The commissioner gave the same reasoning when he refused to investigate the CEO of Project Green, Steve Ellul after Cassola filed a complaint against Environment Minister Miriam Dalli and Ellul with regard to a promotional post about one of Project Green’s parks on Facebook by popular singer Ira Losco. In this regard, the commissioner said he would be investigating Dalli but not Ellul.

Following his appointment, the commissioner’s first refusal to investigate was on 5 April, when Azzopardi decided not to investigate Tourism Minister Clayton Bartolo for not tabling two contracts in Parliament, but then tabling them later.

This was a complaint filed by Cassola on 17 February when the independent MP alleged that Bartolo was refusing to pass on adequate information to Parliament about Pierre Fenech, who was occupying two posts under the Tourism Ministry – CEO of the Institute of Tourism Studies (ITS) and at the same time CEO of the Mediterranean Conference Centre (MCC).

PN MP Mario de Marco had initially asked for Fenech’s contracts on 14 February through a parliamentary question, however, Bartolo did not table them.

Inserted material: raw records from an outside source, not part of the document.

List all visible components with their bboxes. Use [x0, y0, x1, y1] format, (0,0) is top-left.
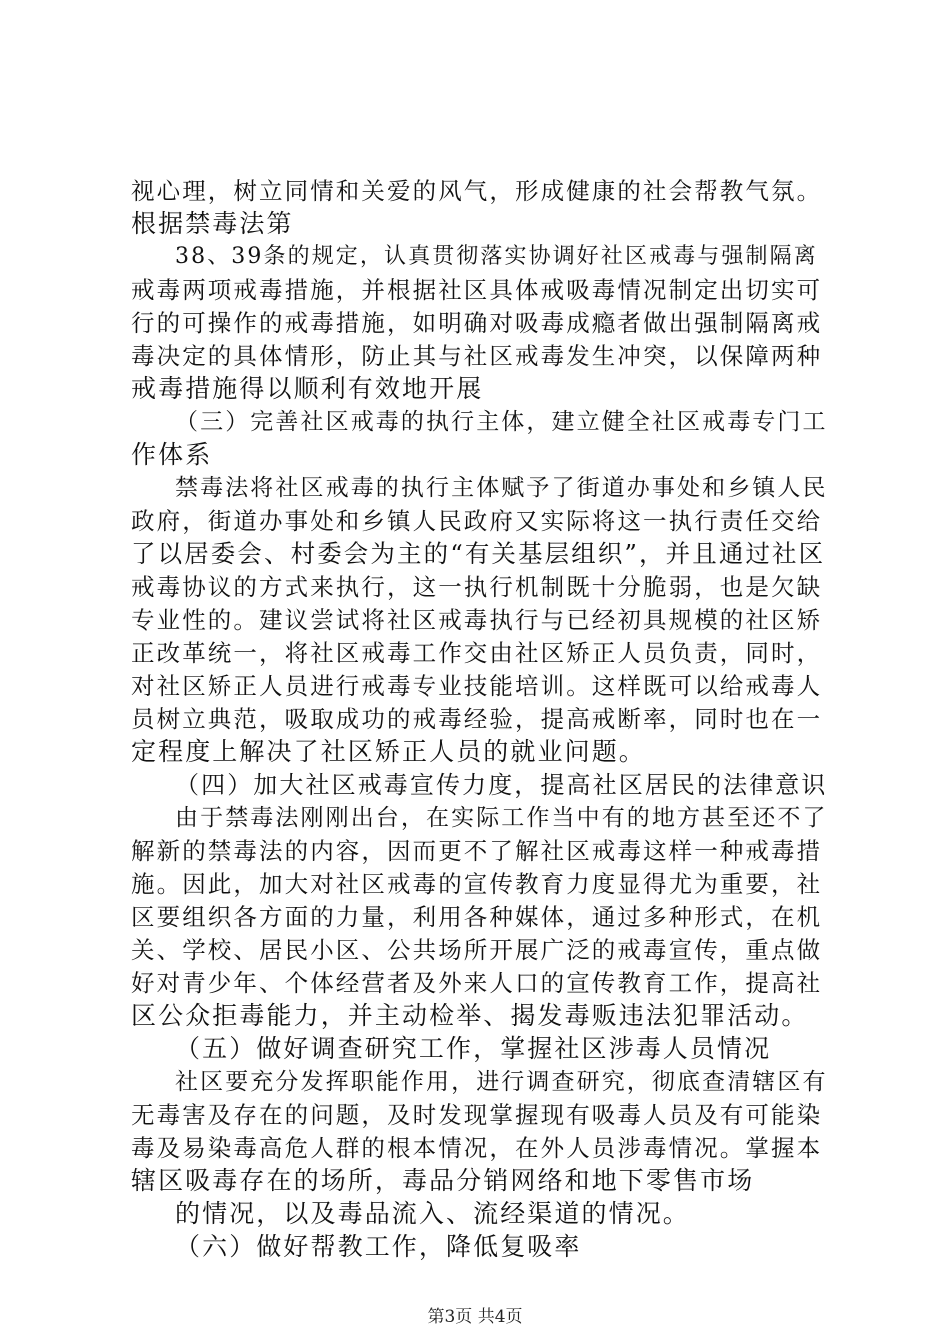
text-line: 的情况，以及毒品流入、流经渠道的情况。	[175, 1199, 690, 1228]
text-line: 员树立典范，吸取成功的戒毒经验，提高戒断率，同时也在一	[131, 705, 823, 733]
text-line: 毒决定的具体情形，防止其与社区戒毒发生冲突，以保障两种	[131, 342, 823, 370]
text-line: 社区要充分发挥职能作用，进行调查研究，彻底查清辖区有	[175, 1069, 828, 1095]
text-line: 正改革统一，将社区戒毒工作交由社区矫正人员负责，同时，	[131, 639, 823, 667]
text-line: 区要组织各方面的力量，利用各种媒体，通过多种形式，在机	[131, 903, 823, 931]
text-line: 戒毒两项戒毒措施，并根据社区具体戒吸毒情况制定出切实可	[131, 276, 823, 304]
text-line: 行的可操作的戒毒措施，如明确对吸毒成瘾者做出强制隔离戒	[131, 309, 823, 337]
section-heading: （五）做好调查研究工作，掌握社区涉毒人员情况	[175, 1034, 772, 1063]
text-line: 无毒害及存在的问题，及时发现掌握现有吸毒人员及有可能染	[131, 1101, 823, 1129]
text-line: 辖区吸毒存在的场所，毒品分销网络和地下零售市场	[131, 1166, 755, 1195]
text-line: 了以居委会、村委会为主的“有关基层组织”，并且通过社区	[131, 539, 826, 568]
text-line: 由于禁毒法刚刚出台，在实际工作当中有的地方甚至还不了	[175, 805, 828, 831]
section-heading: （四）加大社区戒毒宣传力度，提高社区居民的法律意识	[175, 771, 828, 799]
text-line: 政府，街道办事处和乡镇人民政府又实际将这一执行责任交给	[131, 507, 823, 535]
text-line: 区公众拒毒能力，并主动检举、揭发毒贩违法犯罪活动。	[131, 1001, 809, 1030]
text-line: 对社区矫正人员进行戒毒专业技能培训。这样既可以给戒毒人	[131, 672, 823, 700]
section-heading: （六）做好帮教工作，降低复吸率	[175, 1232, 582, 1261]
page-number-footer: 第3页 共4页	[427, 1307, 523, 1327]
text-line: 关、学校、居民小区、公共场所开展广泛的戒毒宣传，重点做	[131, 936, 823, 964]
text-line: 施。因此，加大对社区戒毒的宣传教育力度显得尤为重要，社	[131, 870, 823, 898]
text-line: 禁毒法将社区戒毒的执行主体赋予了街道办事处和乡镇人民	[175, 475, 828, 501]
text-line: 戒毒协议的方式来执行，这一执行机制既十分脆弱，也是欠缺	[131, 573, 823, 601]
text-line: 毒及易染毒高危人群的根本情况，在外人员涉毒情况。掌握本	[131, 1134, 823, 1162]
text-line: 专业性的。建议尝试将社区戒毒执行与已经初具规模的社区矫	[131, 606, 823, 634]
text-line: 解新的禁毒法的内容，因而更不了解社区戒毒这样一种戒毒措	[131, 837, 823, 865]
text-line: 根据禁毒法第	[131, 209, 294, 238]
text-line: 好对青少年、个体经营者及外来人口的宣传教育工作，提高社	[131, 969, 823, 997]
text-line: 定程度上解决了社区矫正人员的就业问题。	[131, 737, 646, 766]
text-line: 38、39条的规定，认真贯彻落实协调好社区戒毒与强制隔离	[175, 244, 818, 269]
section-heading: 作体系	[131, 440, 213, 469]
text-line: 视心理，树立同情和关爱的风气，形成健康的社会帮教气氛。	[131, 177, 823, 205]
text-line: 戒毒措施得以顺利有效地开展	[131, 374, 484, 403]
section-heading: （三）完善社区戒毒的执行主体，建立健全社区戒毒专门工	[175, 409, 828, 435]
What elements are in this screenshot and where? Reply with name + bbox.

After Cassola’s complaint was filed, on 20 February, de Marco asked for the contact again and this time Bartolo tabled both contracts.

In his ruling, the commissioner noted that it was wrong for Bartolo not to table the contracts initially without any proper explanation, but having tabled the contracts later, the commissioner did not find any basis to investigate the complaint.

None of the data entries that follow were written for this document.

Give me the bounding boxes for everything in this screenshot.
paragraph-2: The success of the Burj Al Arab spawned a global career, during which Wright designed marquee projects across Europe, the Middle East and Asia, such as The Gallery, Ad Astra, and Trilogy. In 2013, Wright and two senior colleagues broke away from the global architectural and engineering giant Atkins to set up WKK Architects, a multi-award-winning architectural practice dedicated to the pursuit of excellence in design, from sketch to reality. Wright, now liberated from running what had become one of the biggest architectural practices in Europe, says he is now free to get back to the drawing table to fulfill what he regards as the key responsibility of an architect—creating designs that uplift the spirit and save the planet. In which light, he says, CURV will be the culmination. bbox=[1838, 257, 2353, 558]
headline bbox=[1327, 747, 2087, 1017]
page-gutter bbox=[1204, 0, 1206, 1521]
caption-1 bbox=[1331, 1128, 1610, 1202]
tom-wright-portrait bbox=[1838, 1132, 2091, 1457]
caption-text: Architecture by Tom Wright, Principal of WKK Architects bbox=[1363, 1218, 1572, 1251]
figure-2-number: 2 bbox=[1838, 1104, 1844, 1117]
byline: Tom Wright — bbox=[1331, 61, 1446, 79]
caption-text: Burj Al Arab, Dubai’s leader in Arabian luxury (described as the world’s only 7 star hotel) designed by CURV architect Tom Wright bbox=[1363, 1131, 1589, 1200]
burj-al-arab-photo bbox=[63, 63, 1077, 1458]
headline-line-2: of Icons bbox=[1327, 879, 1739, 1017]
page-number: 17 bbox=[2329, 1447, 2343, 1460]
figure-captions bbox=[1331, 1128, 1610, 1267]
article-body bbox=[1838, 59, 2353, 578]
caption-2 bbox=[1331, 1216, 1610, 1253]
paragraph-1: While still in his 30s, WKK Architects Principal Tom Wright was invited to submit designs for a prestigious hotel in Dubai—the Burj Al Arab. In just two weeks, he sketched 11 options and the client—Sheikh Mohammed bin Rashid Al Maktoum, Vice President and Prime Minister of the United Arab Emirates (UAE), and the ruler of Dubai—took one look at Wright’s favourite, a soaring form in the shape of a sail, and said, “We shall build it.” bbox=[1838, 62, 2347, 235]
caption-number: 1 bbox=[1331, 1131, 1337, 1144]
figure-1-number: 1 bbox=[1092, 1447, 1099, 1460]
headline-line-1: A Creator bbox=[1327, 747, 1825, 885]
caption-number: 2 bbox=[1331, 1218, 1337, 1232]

More pending requests for investigations

Since the commissioner’s appointment, he has also received numerous new complaints from Cassola and Repubblika.

Most recently, Cassola requested that the commissioner investigates the PM’s “arrogant, insensitive” behaviour after he hosted an event with the Malta Philharmonic Orchestra at Girgenti Palace, which Abela’s relatives, colleagues and Love Island participants attended, right after the government shot down the Opposition’s request for a public inquiry into the death of Jean Paul Sofia.

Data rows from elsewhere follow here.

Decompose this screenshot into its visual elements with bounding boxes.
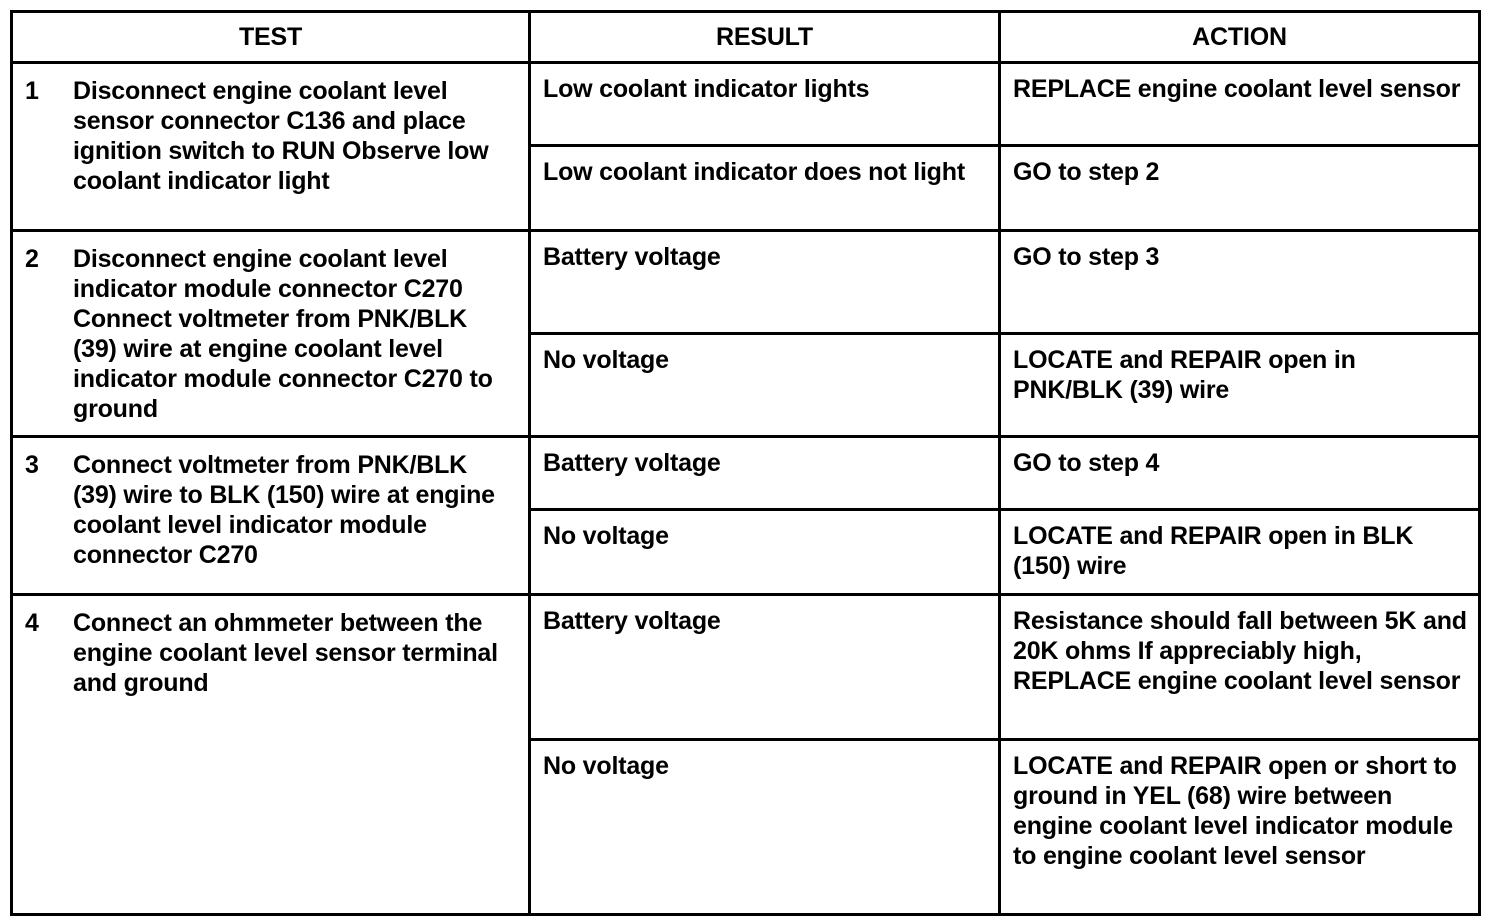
test-description: Connect an ohmmeter between the engine coolant level sensor terminal and ground [73, 609, 498, 697]
header-action: ACTION [1000, 12, 1480, 63]
step-number: 2 [25, 245, 39, 273]
result-cell: Low coolant indicator does not light [530, 146, 1000, 231]
action-cell: REPLACE engine coolant level sensor [1000, 63, 1480, 146]
action-cell: LOCATE and REPAIR open or short to ground in YEL (68) wire between engine coolant level indicator module to engine coolant level sensor [1000, 740, 1480, 915]
action-cell: LOCATE and REPAIR open in PNK/BLK (39) wire [1000, 334, 1480, 437]
header-result: RESULT [530, 12, 1000, 63]
result-cell: Battery voltage [530, 595, 1000, 740]
header-row [12, 12, 1480, 63]
test-description: Disconnect engine coolant level sensor connector C136 and place ignition switch to RUN Observe low coolant indicator light [73, 77, 489, 195]
action-cell: Resistance should fall between 5K and 20K ohms If appreciably high, REPLACE engine coolant level sensor [1000, 595, 1480, 740]
action-cell: LOCATE and REPAIR open in BLK (150) wire [1000, 510, 1480, 595]
test-cell-step-3 [12, 437, 530, 595]
result-cell: Battery voltage [530, 437, 1000, 510]
test-cell-step-1 [12, 63, 530, 231]
result-cell: No voltage [530, 740, 1000, 915]
test-description: Disconnect engine coolant level indicator module connector C270 Connect voltmeter from PNK/BLK (39) wire at engine coolant level indicator module connector C270 to ground [73, 245, 493, 423]
test-description: Connect voltmeter from PNK/BLK (39) wire to BLK (150) wire at engine coolant level indicator module connector C270 [73, 451, 495, 569]
action-cell: GO to step 3 [1000, 231, 1480, 334]
test-cell-step-2 [12, 231, 530, 437]
table-row [12, 231, 1480, 334]
result-cell: No voltage [530, 334, 1000, 437]
table-row [12, 595, 1480, 740]
action-cell: GO to step 2 [1000, 146, 1480, 231]
table-row [12, 63, 1480, 146]
diagnostic-table [10, 10, 1481, 916]
result-cell: Low coolant indicator lights [530, 63, 1000, 146]
action-cell: GO to step 4 [1000, 437, 1480, 510]
table-row [12, 437, 1480, 510]
step-number: 4 [25, 609, 39, 637]
step-number: 3 [25, 451, 39, 479]
step-number: 1 [25, 77, 39, 105]
result-cell: Battery voltage [530, 231, 1000, 334]
test-cell-step-4 [12, 595, 530, 915]
header-test: TEST [12, 12, 530, 63]
result-cell: No voltage [530, 510, 1000, 595]
diagnostic-table-container [10, 10, 1481, 916]
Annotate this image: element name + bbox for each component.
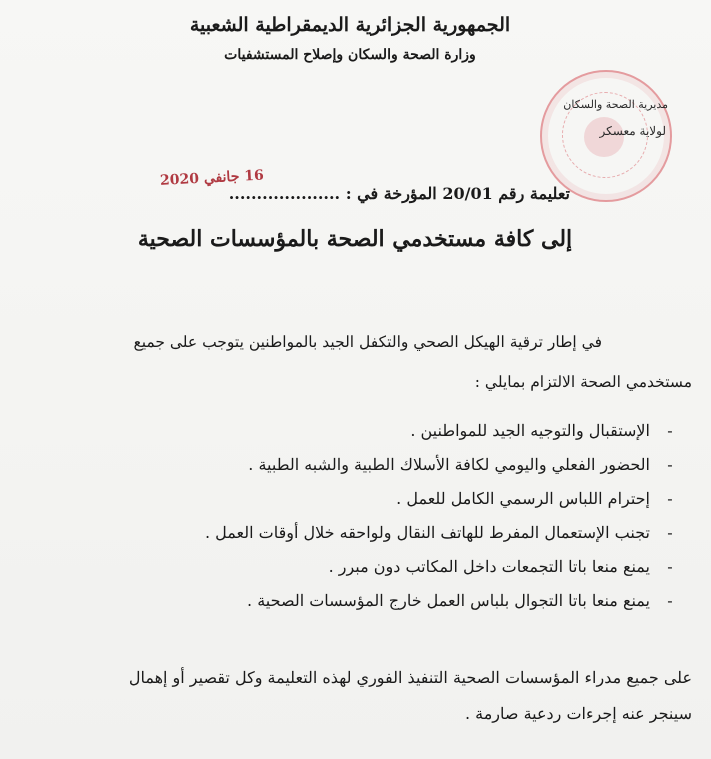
date-stamp: 16 جانفي 2020 [159,167,265,189]
ministry-header: وزارة الصحة والسكان وإصلاح المستشفيات [224,47,476,63]
circular-reference [150,184,570,203]
list-item-text: الإستقبال والتوجيه الجيد للمواطنين . [410,421,650,440]
intro-line-2: مستخدمي الصحة الالتزام بمايلي : [474,373,692,391]
list-item-text: يمنع منعا باتا التجوال بلباس العمل خارج المؤسسات الصحية . [247,591,650,610]
closing-paragraph [20,660,692,732]
list-item [40,448,680,482]
list-item [40,414,680,448]
bullet-dash: - [667,591,673,610]
bullet-dash: - [667,557,673,576]
list-item [40,550,680,584]
list-item-text: إحترام اللباس الرسمي الكامل للعمل . [396,489,650,508]
bullet-dash: - [667,421,673,440]
bullet-dash: - [667,455,673,474]
bullet-dash: - [667,489,673,508]
list-item [40,482,680,516]
obligations-list [40,414,680,618]
republic-header: الجمهورية الجزائرية الديمقراطية الشعبية [189,14,511,36]
closing-line-1: على جميع مدراء المؤسسات الصحية التنفيذ الفوري لهذه التعليمة وكل تقصير أو إهمال [128,668,692,687]
list-item-text: تجنب الإستعمال المفرط للهاتف النقال ولواحقه خلال أوقات العمل . [204,523,650,542]
list-item-text: الحضور الفعلي واليومي لكافة الأسلاك الطبية والشبه الطبية . [248,455,650,474]
stamp-directorate-text: مديرية الصحة والسكان [563,98,668,111]
circular-date-dots: .................... [228,184,341,203]
list-item [40,584,680,618]
intro-paragraph [20,322,692,402]
bullet-dash: - [667,523,673,542]
intro-line-1: في إطار ترقية الهيكل الصحي والتكفل الجيد بالمواطنين يتوجب على جميع [133,333,602,351]
document-title: إلى كافة مستخدمي الصحة بالمؤسسات الصحية [137,226,573,252]
list-item [40,516,680,550]
list-item-text: يمنع منعا باتا التجمعات داخل المكاتب دون مبرر . [328,557,650,576]
stamp-wilaya-text: لولاية معسكر [599,124,666,138]
circular-reference-text: تعليمة رقم 20/01 المؤرخة في : [345,184,570,203]
closing-line-2: سينجر عنه إجرءات ردعية صارمة . [464,704,692,723]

Other complaints made by Cassola ask the commissioner to investigate the PM for allowing his predecessor Joseph Muscat to retain and use his diplomatic passport, to investigate whether the wife of Muscat, Michelle Muscat, is benefitting from the use of two drivers and to investigate the PM for giving Muscat an office for free.

Repubblika also filed a complaint asking the commissioner to investigate allegations made against Lands Minister Silvio Schembri on his constituency office in Luqa and independent MP Rosianne Cutajar for not disclosing her "additional" work as an ITS consultant when she submitted her required financial statements to Parliament for 2019.

Contacted by this newspaper, the Office of the Standards Commissioner said that as of 8 March, when the current Commissioner for Standards in Public Life was appointed, the office had 27 pending complaints (requests for investigations). “Subsequently we received a further 16 complaints,” the office said.

Since 8 March, the Commissioner for Standards has resolved a total of 12 complaints, so currently there are 31 pending complaints. Some of these are under preliminary review while others are the focus of formal investigations.

The commissioner has started one additional investigation on his own initiative in accordance with the powers given to him by the Standards in Public Life Act, the office said.

It is not possible to provide details of the investigations that are taking place, the office said.

Not all of the commissioner’s rulings are made public. When the commissioner decides not to investigate, his decision is sent to the complainant only and is not made available on the office’s website.